Agah teman satu timku mengatakan kepadaku, ‘kalo bisa dapet ikan diranu kumbolo, ngga bakal susah hidup, tinggal mancing ikan aja disini’, kata agah kepadaku. Agah dari bogor katanya. Aku seneng sekali bisa mancing di ranu kumbolo itu. Danau (ranu) kumbolo yang kubaca di lilteratur memiliki luas kurang lebih 14 hektar, danau ini terletak diketinggian kurang lebih 2500an meter diatas permukaan laut.  Airnya jernih, bersih, para pendaki biasa memanfaatkan air diranu kumbolo ini untuk berbagai keperluan. Memasak.minum.mandi,dsb. Mari kita jaga kebersihan ranu kumbolo. Buang bungkus sampo jangan di ranunya ya. 

Ketika aku dapat ikan tadi, di ranu kumbolo,  kuberikan saja pada ayahnya Buwane. Buat bapak saja kataku. Aku kan tidak bawa alat masak apa-apa. Kalaupun makan aku dikasih sama teman satu teamku; sony,fajar,bayu,alit,eros,kena,yanti,oyo,agah, mereka baik.  Ikan itu dimasukan kedalam tempat ikan yang ayahnya Buwane bawa.  Eh aku malah dapet makan ikan dari seorang pendaki dirumah kayu itu. Kata nya ikan itu dari ranu kumbolo. Aku saja makan ikan itu, alit dan eros tidak mau makan ikan yang ditawari pendaki wanita itu.

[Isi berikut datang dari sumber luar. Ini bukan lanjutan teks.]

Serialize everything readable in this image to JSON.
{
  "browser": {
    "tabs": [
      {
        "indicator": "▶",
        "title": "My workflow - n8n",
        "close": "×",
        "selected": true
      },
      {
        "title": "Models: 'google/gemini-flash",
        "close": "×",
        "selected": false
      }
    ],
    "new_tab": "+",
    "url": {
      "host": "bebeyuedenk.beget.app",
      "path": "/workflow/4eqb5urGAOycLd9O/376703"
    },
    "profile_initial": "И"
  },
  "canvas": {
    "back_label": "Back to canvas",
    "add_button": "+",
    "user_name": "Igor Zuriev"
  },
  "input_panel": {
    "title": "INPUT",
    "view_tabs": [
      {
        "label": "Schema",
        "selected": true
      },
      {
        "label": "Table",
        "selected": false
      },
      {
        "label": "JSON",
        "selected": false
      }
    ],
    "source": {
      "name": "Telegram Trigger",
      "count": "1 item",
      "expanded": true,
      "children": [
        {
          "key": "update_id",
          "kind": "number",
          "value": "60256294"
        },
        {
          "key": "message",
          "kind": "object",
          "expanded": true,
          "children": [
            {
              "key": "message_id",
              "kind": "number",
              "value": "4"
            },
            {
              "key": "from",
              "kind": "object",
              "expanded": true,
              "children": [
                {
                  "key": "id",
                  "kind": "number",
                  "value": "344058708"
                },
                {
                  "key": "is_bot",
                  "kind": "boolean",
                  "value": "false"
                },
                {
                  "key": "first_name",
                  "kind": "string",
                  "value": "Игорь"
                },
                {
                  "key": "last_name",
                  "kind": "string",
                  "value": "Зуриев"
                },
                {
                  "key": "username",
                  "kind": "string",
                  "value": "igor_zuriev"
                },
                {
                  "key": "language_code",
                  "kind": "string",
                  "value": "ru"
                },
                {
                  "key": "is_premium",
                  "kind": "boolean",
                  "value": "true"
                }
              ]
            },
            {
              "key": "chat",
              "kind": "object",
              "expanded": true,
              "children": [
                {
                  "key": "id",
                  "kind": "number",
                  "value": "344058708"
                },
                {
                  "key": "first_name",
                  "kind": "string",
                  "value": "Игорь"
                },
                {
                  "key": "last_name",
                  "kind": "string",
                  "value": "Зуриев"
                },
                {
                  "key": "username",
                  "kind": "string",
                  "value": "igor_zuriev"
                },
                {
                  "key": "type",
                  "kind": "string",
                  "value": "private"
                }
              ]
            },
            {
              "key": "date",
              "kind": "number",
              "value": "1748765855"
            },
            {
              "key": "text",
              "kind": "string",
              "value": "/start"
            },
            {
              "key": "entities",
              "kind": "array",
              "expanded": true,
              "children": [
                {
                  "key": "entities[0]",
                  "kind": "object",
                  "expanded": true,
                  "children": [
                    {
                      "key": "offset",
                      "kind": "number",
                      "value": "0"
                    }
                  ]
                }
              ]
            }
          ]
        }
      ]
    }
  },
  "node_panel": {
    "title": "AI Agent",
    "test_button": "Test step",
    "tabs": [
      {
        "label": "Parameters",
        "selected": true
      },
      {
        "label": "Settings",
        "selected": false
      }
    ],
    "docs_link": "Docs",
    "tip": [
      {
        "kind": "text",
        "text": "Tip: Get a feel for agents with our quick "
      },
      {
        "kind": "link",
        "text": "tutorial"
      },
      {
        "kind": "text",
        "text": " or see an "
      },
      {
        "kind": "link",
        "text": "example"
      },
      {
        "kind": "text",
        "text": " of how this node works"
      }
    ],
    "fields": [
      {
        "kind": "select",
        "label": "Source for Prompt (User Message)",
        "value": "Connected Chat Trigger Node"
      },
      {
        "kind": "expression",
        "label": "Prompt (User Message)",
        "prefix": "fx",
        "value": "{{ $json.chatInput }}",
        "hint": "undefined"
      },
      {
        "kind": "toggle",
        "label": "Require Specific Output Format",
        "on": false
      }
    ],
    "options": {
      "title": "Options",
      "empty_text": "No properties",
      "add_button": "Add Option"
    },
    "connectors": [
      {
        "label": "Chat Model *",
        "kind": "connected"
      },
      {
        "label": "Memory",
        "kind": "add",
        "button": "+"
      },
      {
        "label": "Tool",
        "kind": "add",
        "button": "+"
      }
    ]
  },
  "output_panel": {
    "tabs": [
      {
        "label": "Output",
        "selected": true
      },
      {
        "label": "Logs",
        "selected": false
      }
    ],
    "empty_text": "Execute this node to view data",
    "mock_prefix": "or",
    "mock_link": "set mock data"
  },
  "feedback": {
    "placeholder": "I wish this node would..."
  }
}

Pa pendeta itu cukup besar juga perawakannya. Bila aku berdiri disampingnya sepertinya ia lebih tinggi dariku. Aku 174cm. aku lupa bila harus menulis ulang apa yang sudah beliau sampaikan kepada kami, aku,alit dan eros. Pokoknya ia menyampaikan yang  baik-baik aja dalam hidup, nasehat-nasehat yang baik, berguna. Sesekali kuajak Buwane bicara, tapi ia diam saja. Kata pa pendeta Buwane harus banyak belajar bicara, biar tidak malu nanti disekolah.entah ia mau sekolah ngga ya. Mungkin ia sekarang sudah masuk sekolah.  Aku sering lupa apa saja yang disampaikan orang kepadaku saking banyaknya obrolan, nasehat yang aku terima. Jadi kukatakan saja yang ‘baik-baik aja pokoknyalah dalam hidup’, untuk merangkum semua nasehat, obrolan kami bersamanya.  Seperti ketika aku ditanya teman di masjid alhurriyyah; ‘ibu nasehatin apa aja ted?’.  Lupa. Aku lupa.saking banyaknya apa yang ibuku nasehatin aku ditelepon tadi. Rupanya temen di masjid alhurriyyah ini melihatku sedang teleponan sama ibuku.

Ketika di rumah kayu itu juga, yang kuingat, ayahnya Buwane tak banyak bicara, malah mungkin tak bicara sama sekali. Aku saja yang banyak bicara dengan pa pendeta, eros dan alit.